Abstract

Abstract Satellite observations of middle-atmosphere temperature are used to investigate the short-term global response to planetary wave activity in the winter stratosphere. The focus is on the relation between variations in the winter and summer hemispheres. The analysis uses observations from Thermosphere–Ionosphere–Mesosphere Energetics and Dynamics (TIMED) Sounding of the Atmosphere using Broadband Emission Radiometry (SABER) for 2002–21 and Aura Microwave Limb Sounder (MLS) for 2004–21, and reanalysis temperatures and winds from MERRA-2 for 2002–21. We calculate temporal correlations of the Eliassen–Palm flux divergence in the winter stratosphere with global temperature. Results show a robust perturbation extending to midlatitudes of the Southern Hemisphere (SH) stratosphere during Northern Hemisphere (NH) winter.

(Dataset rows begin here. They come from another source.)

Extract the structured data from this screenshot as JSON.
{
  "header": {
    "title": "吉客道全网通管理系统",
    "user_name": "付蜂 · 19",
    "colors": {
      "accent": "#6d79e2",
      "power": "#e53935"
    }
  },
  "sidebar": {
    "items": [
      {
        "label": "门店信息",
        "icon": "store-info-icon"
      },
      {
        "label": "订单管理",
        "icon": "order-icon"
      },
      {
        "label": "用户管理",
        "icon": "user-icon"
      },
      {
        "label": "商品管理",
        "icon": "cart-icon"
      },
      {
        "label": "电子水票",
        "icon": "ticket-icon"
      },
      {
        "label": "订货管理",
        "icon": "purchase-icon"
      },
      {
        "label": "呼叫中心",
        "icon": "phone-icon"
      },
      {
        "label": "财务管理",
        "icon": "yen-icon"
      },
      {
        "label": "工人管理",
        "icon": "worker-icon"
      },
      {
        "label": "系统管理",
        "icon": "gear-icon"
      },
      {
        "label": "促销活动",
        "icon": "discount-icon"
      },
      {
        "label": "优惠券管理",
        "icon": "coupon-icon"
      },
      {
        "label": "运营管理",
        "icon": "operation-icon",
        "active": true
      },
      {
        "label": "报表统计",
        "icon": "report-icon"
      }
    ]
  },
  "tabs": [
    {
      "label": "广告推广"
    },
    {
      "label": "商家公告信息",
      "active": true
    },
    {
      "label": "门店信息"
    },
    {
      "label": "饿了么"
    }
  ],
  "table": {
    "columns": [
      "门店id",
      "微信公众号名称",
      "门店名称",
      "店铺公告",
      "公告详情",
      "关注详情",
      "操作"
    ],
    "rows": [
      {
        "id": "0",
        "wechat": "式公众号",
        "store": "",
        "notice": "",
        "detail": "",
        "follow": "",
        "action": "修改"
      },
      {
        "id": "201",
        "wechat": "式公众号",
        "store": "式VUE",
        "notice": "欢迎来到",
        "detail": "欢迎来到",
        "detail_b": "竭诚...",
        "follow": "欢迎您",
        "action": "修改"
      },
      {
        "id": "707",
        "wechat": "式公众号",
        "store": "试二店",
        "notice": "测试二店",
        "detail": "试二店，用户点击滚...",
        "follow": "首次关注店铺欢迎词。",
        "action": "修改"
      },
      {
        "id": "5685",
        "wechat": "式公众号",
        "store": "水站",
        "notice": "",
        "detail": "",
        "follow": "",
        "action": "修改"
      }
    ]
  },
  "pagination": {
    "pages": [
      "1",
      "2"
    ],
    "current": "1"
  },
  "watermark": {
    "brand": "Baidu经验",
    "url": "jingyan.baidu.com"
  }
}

An increase in wave forcing is followed by a decrease in temperatures over the depth of the stratosphere in the SH, peaking at a lag of 3 days. Summer mesospheric temperature perturbations of the opposite sign are seen in many winters. Comparable signals in the NH summer middle-atmosphere are present during some SH winters but are weaker and less consistent than those in the SH during NH winter. A diagnostic evaluation of the patterns of correlation, the mesospheric zonal winds, and the stability criteria suggests that the temperature perturbations in the midlatitude summer mesosphere are more closely associated with the summer stratosphere directly below than with the wave activity in the winter stratosphere. This suggests that the interhemispheric coupling in the stratosphere is driving or contributing to the coupling between the winter stratosphere and the summer mesosphere that has been reported in several investigations. Significance Statement There are many instances in which one part of the atmosphere is found to regularly respond to perturbations occurring in a distant region. In this study, we use observations to investigate one such pattern: temperature changes at high altitude (60–100 km) in the summer that follow dynamical changes near the winter pole at 40–60 km. Such analysis is useful to understand which physical processes contribute to the global connectivity and variability of the atmosphere.